Incertitudes italiennes
Par Ilvo Diamanti, Renato Mannheimer
Un faux «tremblement de terre». Les élections politiques des 27 et 28 mars 1994 en Italie. Ilvo Diamanti et Renato Mannheimer [113-126]. Les élections législatives de mars 1994 ont marqué la fin de la «première République» italienne et consacré l'écroulement des partis traditionnels, remplacées au gouvernement par des formations nouvelles comme la Lega ou Forza Italia. Certains y ont vu un «tremblement de terre» politique, la manifestation d'un retournement sans précédent des opinions des électeurs.
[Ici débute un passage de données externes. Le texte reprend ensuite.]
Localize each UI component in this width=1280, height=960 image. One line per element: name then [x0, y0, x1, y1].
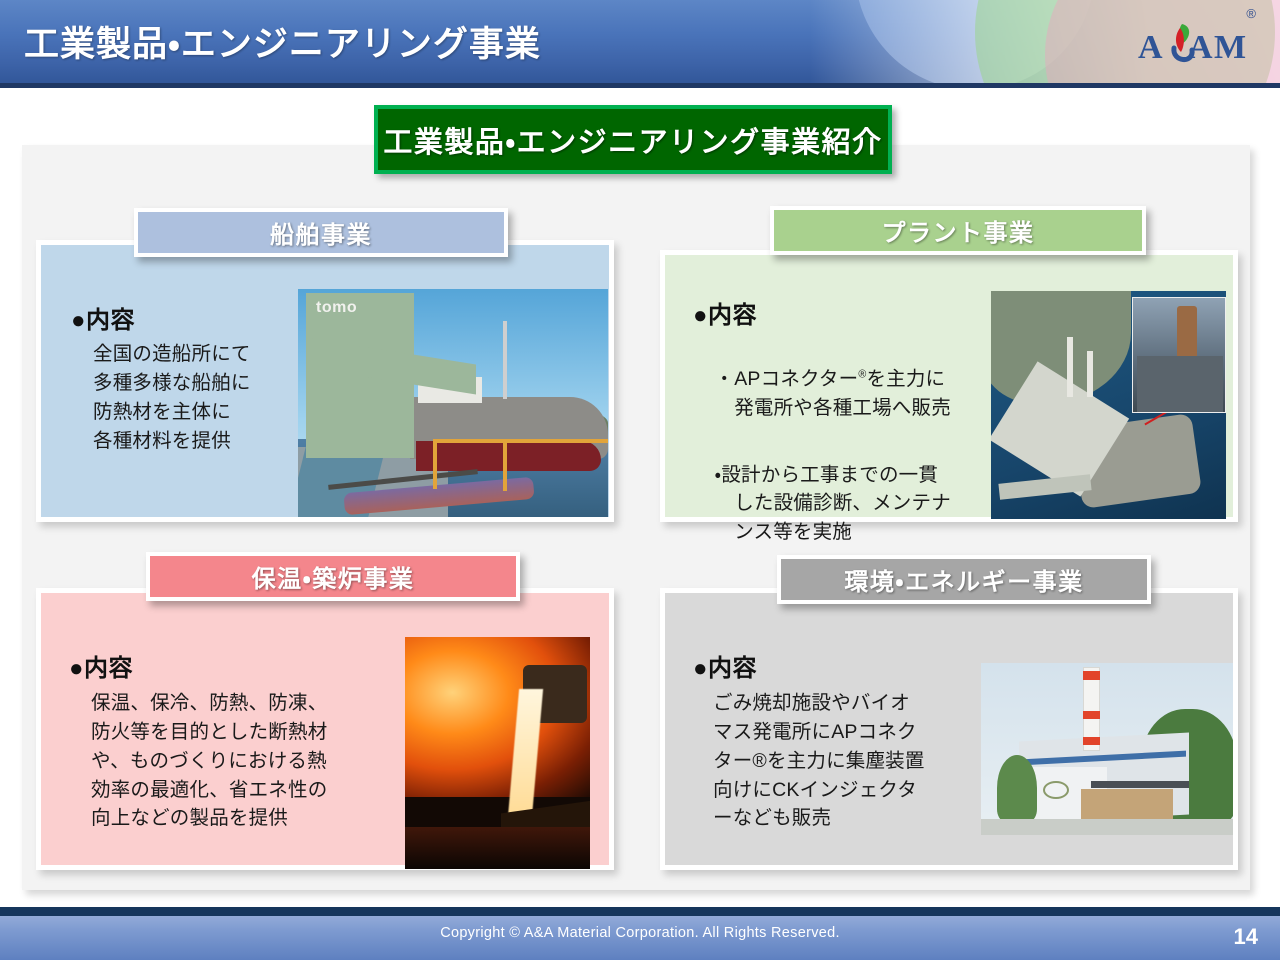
copyright-text: Copyright © A&A Material Corporation. Al…: [0, 925, 1280, 941]
panel-tab-environment[interactable]: 環境・エネルギー事業: [777, 555, 1151, 604]
panel-tab-label-environment: 環境・エネルギー事業: [844, 562, 1083, 597]
panel-ship: ●内容 全国の造船所にて 多種多様な船舶に 防熱材を主体に 各種材料を提供 to…: [36, 240, 614, 522]
page-number: 14: [1234, 924, 1258, 950]
bullet-prefix: ・: [715, 368, 735, 390]
panel-insulation: ●内容 保温、保冷、防熱、防凍、 防火等を目的とした断熱材 や、ものづくりにおけ…: [36, 588, 614, 870]
panel-tab-ship[interactable]: 船舶事業: [134, 208, 508, 257]
company-logo: ® A A M: [1136, 18, 1256, 72]
section-banner: 工業製品・エンジニアリング事業紹介: [374, 105, 892, 174]
registered-trademark-icon: ®: [1246, 6, 1256, 21]
header-bottom-rule: [0, 83, 1280, 88]
slide: 工業製品・エンジニアリング事業 ® A A M 工業製品・エンジニアリング事業紹…: [0, 0, 1280, 960]
panel-plant: ●内容 ・APコネクター®を主力に 発電所や各種工場へ販売 ・設計から工事までの…: [660, 250, 1238, 522]
aerial-power-plant-photo: [991, 291, 1226, 519]
content-heading-plant: ●内容: [693, 295, 757, 330]
svg-text:A: A: [1188, 29, 1213, 66]
content-bullets-plant: ・APコネクター®を主力に 発電所や各種工場へ販売 ・設計から工事までの一貫 し…: [695, 337, 965, 557]
molten-furnace-photo: [405, 637, 590, 869]
panel-tab-label-plant: プラント事業: [882, 213, 1035, 248]
content-body-insulation: 保温、保冷、防熱、防凍、 防火等を目的とした断熱材 や、ものづくりにおける熱 効…: [91, 689, 327, 833]
panel-tab-insulation[interactable]: 保温・築炉事業: [146, 552, 520, 601]
ship-photo-caption: tomo: [316, 299, 357, 317]
content-heading-insulation: ●内容: [69, 648, 133, 683]
content-body-environment: ごみ焼却施設やバイオ マス発電所にAPコネク ター®を主力に集塵装置 向けにCK…: [713, 689, 925, 833]
bullet-item: ・APコネクター®を主力に 発電所や各種工場へ販売: [695, 337, 965, 422]
section-banner-label: 工業製品・エンジニアリング事業紹介: [383, 119, 882, 161]
panel-tab-plant[interactable]: プラント事業: [770, 206, 1146, 255]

Cette interprétation n'est pas tenable. Plus que les transformations de la «demande», ce sont les modifications de l'«offre» politique qui permettent d'interpréter les résultats de ces élections : du fait de la crise des partis «historiques», le marché électoral italien est devenu concurrentiel, centré sur les personnalités des candidats plutôt que sur les programmes politiques, permettant aux «entrepreneurs» qui ont réussi à s'identifier à la «nouveauté» de capter un électorat plus mobile, plus indépendant des partis et, par là, plus disponible pour une offre politique diversifiée.